Vodacom turned to the court on Friday, where it set down a long list of objections against the judgment of Judge Wendy Hughes, in which she ordered Vodacom back to the drawing board to determine how much Makate is in fact owed for his invention.

The judge gave Vodacom some direction as to what to take into account when it made its new determination and gave Vodacom’s CEO Shameel Joosub two weeks to come up with a new amount.

Vodacom, however, filed papers in its bid for leave to appeal – either to the Supreme Court of Appeal or to a full bench (three judges) of this court.
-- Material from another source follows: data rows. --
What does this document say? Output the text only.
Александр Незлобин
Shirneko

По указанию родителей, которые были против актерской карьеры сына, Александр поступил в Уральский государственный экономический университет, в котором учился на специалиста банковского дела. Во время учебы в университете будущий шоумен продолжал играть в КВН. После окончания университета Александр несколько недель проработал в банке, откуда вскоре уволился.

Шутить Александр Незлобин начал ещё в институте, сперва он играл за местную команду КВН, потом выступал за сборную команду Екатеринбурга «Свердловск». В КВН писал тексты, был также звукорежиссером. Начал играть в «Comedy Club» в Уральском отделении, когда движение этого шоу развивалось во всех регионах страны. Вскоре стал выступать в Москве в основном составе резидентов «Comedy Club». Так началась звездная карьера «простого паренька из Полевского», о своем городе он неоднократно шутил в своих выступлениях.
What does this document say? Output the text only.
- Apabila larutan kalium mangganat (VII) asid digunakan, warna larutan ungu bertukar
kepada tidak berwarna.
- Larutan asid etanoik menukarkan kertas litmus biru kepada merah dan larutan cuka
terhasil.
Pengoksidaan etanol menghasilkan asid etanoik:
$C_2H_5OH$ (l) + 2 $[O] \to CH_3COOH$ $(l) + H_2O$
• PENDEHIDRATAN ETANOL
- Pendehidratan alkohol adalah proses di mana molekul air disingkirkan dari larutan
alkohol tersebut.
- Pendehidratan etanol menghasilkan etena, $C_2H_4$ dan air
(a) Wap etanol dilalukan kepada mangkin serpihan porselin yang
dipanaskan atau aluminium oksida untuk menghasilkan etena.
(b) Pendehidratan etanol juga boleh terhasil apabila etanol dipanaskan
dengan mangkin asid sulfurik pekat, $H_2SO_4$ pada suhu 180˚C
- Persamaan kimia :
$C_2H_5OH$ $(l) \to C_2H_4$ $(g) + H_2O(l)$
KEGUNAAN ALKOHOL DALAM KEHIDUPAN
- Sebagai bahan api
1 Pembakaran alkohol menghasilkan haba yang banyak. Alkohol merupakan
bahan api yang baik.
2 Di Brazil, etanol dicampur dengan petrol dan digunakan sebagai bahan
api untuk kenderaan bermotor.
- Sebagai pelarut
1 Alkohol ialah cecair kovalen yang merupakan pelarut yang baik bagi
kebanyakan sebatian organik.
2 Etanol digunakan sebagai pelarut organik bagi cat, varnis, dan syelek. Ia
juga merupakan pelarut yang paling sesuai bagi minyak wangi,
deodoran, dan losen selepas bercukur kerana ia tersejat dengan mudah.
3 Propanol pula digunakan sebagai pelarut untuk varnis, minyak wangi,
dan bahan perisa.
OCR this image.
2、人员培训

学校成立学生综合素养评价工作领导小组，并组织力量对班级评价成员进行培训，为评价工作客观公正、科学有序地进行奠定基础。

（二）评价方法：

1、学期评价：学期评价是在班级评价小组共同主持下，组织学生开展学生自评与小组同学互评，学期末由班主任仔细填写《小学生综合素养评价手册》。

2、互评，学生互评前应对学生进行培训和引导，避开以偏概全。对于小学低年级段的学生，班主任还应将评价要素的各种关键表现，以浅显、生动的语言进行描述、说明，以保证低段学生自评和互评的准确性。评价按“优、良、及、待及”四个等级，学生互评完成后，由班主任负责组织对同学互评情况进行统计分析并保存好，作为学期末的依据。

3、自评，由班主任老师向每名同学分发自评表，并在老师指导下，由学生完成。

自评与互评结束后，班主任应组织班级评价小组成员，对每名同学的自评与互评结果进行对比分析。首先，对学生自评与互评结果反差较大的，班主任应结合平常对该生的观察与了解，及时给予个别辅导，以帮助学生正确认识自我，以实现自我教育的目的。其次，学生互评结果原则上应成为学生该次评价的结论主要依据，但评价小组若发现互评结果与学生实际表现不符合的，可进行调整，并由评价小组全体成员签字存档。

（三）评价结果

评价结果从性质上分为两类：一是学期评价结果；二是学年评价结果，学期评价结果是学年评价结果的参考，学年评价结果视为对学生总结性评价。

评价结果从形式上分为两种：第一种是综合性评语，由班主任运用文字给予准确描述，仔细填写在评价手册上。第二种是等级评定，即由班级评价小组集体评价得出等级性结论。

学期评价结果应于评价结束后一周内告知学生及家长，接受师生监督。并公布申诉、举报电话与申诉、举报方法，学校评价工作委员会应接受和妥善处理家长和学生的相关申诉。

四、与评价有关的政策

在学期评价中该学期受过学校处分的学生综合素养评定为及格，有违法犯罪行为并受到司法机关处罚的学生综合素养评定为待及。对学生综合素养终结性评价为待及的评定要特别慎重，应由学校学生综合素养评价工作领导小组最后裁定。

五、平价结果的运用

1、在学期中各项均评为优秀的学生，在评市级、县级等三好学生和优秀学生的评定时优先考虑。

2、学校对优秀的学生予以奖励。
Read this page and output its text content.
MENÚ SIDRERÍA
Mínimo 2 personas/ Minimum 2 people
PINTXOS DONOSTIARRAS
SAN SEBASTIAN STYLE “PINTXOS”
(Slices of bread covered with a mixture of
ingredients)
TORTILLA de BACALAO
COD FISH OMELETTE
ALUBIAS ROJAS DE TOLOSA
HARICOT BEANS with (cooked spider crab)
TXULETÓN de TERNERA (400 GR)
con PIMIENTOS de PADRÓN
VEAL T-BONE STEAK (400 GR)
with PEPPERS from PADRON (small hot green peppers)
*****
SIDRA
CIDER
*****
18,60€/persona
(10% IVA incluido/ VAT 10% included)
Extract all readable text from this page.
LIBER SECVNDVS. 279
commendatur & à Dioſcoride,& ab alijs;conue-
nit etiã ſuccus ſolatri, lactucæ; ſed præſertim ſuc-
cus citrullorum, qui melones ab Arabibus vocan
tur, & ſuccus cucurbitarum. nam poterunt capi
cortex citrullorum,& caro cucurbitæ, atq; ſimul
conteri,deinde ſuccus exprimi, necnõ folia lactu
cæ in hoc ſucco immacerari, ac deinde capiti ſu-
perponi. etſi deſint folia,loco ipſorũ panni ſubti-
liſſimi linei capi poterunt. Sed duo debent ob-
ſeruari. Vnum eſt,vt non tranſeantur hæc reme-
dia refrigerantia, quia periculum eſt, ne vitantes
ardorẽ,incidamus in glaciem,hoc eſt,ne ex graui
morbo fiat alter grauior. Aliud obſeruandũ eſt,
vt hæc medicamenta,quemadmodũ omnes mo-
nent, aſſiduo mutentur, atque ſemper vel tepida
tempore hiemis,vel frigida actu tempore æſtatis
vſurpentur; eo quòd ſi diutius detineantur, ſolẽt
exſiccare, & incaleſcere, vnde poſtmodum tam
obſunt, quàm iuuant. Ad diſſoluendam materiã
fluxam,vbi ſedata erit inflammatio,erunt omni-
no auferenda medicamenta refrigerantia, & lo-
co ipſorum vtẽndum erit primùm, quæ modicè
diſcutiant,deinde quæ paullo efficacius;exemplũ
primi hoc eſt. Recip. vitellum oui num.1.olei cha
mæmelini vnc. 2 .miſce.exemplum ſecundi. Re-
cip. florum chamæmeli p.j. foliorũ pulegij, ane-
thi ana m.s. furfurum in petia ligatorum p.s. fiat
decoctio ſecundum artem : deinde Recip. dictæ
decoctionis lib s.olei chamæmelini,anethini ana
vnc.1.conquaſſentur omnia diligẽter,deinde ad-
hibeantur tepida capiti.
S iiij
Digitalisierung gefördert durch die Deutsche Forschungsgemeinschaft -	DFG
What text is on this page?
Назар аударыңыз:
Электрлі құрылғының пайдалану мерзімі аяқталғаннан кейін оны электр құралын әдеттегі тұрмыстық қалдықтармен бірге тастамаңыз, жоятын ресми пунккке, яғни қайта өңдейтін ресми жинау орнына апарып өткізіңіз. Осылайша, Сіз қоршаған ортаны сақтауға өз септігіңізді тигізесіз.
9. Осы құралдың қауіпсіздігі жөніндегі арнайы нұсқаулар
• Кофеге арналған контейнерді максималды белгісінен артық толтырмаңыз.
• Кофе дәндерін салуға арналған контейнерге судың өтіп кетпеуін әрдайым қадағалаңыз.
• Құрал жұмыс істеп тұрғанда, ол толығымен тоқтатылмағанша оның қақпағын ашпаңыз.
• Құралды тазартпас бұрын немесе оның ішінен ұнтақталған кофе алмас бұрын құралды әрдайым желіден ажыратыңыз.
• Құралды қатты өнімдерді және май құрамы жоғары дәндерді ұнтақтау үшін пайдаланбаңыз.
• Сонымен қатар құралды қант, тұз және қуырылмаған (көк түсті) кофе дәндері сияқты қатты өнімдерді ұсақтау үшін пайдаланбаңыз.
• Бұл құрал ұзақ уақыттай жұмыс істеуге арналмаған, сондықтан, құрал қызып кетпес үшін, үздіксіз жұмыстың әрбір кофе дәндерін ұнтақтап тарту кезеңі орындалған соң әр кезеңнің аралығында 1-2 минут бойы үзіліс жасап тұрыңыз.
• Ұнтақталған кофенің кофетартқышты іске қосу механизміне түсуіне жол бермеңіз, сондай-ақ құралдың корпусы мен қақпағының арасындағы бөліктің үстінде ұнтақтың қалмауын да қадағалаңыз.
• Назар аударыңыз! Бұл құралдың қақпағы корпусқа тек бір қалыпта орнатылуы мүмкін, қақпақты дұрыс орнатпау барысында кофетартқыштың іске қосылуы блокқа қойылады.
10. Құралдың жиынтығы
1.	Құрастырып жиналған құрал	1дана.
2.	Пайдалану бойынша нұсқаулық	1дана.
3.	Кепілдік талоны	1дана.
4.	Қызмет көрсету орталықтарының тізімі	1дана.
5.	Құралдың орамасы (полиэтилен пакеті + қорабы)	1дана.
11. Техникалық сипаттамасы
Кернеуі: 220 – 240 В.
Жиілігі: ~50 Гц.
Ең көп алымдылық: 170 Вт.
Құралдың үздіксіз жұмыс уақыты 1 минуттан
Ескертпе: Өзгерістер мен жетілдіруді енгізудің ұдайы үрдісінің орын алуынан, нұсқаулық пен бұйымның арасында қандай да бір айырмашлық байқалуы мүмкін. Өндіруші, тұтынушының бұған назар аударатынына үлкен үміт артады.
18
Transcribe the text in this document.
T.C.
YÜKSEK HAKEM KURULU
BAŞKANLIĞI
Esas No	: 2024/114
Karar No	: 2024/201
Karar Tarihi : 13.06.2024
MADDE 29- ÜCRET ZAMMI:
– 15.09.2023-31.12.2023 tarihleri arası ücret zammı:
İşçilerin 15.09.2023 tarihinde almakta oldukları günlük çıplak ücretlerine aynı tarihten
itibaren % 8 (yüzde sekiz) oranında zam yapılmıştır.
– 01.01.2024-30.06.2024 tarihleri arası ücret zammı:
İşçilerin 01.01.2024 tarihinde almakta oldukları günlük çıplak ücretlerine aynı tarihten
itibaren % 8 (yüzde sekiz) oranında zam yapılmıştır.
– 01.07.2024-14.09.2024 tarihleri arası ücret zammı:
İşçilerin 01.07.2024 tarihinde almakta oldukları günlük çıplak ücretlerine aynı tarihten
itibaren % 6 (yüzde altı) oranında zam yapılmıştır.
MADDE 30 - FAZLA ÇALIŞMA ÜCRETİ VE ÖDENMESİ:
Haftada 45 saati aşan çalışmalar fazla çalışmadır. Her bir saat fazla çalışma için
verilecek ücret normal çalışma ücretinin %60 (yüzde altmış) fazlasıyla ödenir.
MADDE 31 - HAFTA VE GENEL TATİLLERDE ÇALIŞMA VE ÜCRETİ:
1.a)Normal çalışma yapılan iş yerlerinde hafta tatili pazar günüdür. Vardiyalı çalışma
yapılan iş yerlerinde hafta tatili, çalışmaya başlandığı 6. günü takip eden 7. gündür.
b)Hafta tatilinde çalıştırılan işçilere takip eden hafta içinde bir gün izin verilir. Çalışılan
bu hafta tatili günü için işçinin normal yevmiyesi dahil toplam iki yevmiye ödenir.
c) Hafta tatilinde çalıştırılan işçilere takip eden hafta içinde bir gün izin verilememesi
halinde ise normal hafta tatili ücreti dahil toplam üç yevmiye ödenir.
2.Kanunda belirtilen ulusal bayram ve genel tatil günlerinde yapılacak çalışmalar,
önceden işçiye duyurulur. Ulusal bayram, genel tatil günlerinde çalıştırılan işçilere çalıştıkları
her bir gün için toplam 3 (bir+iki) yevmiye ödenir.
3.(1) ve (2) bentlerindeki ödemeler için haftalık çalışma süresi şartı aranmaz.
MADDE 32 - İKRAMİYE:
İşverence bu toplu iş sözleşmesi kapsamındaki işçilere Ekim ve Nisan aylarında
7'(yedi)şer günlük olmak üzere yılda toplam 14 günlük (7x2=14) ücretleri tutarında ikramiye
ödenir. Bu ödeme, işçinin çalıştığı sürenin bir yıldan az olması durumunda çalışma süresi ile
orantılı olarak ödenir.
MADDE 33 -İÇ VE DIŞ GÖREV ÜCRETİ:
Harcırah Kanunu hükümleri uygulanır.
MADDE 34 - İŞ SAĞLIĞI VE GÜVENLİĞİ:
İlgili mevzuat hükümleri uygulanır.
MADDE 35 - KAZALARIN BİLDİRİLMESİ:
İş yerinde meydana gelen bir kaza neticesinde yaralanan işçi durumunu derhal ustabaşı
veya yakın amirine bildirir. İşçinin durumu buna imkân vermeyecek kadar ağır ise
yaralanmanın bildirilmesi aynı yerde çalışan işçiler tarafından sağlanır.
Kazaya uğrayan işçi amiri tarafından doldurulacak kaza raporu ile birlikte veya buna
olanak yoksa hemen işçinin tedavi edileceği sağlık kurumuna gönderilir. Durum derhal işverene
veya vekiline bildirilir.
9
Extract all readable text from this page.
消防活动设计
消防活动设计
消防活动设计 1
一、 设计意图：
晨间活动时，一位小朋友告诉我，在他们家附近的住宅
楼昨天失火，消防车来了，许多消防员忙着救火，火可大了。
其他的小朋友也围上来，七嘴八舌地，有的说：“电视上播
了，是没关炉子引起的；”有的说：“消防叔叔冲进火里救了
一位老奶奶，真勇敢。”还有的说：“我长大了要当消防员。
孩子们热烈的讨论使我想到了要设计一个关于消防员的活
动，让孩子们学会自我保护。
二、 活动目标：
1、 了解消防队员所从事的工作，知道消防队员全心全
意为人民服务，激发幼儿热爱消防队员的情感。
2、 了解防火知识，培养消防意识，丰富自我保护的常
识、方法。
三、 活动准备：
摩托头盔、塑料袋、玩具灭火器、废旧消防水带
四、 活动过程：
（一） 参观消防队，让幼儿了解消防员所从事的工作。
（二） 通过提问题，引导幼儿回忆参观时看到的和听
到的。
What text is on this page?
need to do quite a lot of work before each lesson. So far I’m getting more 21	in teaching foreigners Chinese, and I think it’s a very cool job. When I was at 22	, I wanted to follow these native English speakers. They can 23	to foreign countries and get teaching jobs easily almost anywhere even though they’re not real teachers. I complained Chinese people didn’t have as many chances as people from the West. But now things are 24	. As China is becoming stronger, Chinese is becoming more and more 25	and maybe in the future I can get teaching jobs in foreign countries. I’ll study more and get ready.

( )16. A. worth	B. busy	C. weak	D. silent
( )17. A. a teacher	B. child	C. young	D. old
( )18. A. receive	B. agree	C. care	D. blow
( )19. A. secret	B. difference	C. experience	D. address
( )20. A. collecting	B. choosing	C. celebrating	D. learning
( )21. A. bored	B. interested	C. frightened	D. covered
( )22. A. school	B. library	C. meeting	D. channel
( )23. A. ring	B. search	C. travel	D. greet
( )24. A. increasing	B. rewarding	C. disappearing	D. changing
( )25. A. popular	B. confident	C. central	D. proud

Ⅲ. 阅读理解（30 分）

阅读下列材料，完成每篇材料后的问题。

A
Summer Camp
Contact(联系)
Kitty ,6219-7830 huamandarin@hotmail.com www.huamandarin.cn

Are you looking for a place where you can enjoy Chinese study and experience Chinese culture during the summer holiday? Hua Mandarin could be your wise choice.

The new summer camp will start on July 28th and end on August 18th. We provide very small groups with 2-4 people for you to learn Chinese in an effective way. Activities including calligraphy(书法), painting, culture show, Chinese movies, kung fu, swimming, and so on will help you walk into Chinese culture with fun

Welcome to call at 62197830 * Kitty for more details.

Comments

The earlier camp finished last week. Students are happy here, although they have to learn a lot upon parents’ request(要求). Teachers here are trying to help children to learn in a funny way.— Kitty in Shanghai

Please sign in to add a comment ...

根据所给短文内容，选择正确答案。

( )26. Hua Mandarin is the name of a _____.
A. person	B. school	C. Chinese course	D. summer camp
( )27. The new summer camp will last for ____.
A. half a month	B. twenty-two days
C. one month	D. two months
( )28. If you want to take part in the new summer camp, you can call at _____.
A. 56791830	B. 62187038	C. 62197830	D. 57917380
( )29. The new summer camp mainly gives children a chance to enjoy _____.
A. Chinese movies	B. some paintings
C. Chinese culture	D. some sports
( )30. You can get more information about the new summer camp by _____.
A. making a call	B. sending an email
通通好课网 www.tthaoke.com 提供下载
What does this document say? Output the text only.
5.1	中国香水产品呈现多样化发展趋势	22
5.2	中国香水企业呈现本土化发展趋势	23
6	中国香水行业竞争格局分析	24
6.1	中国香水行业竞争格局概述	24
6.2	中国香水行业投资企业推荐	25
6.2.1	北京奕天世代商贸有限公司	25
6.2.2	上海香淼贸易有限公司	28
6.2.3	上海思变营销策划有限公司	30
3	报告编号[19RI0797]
This placed judge Hughes’s judgment on ice. But even if leave to appeal is denied this week, it can be a while before Makate may see what his invention is actually worth as Vodacom can then petition the SCA directly for leave to appeal.

In a 26-page document, Vodacom cited various reasons why it believed another court would come to a different finding than that of Judge Hughes.

The judge earlier made it clear in her judgment that the calculations used by Joosub in offering Makate R47 million, for what the judge called a brilliant invention, was by far too conservative.

Vodacom, on the other hand, said this offer was in fact “very generous”.

The company, in their application for leave to appeal, said it was common cause that the process which the CEO followed (to determine what Makate is owed) was fair. According to them, the CEO had gone so far as to grant the parties a hearing, which “he was not obliged, but had elected, to do.”

Advocate Cedric Puckrin SC, on behalf of Makate, said “Vodacom has adopted, with respect, referred to a ‘kitchen-sink’ approach”. He told the court Vodacom listed a host of criticisms against Judge Hughes’s judgment to create “enough dust to persuade the court to grant leave to appeal”.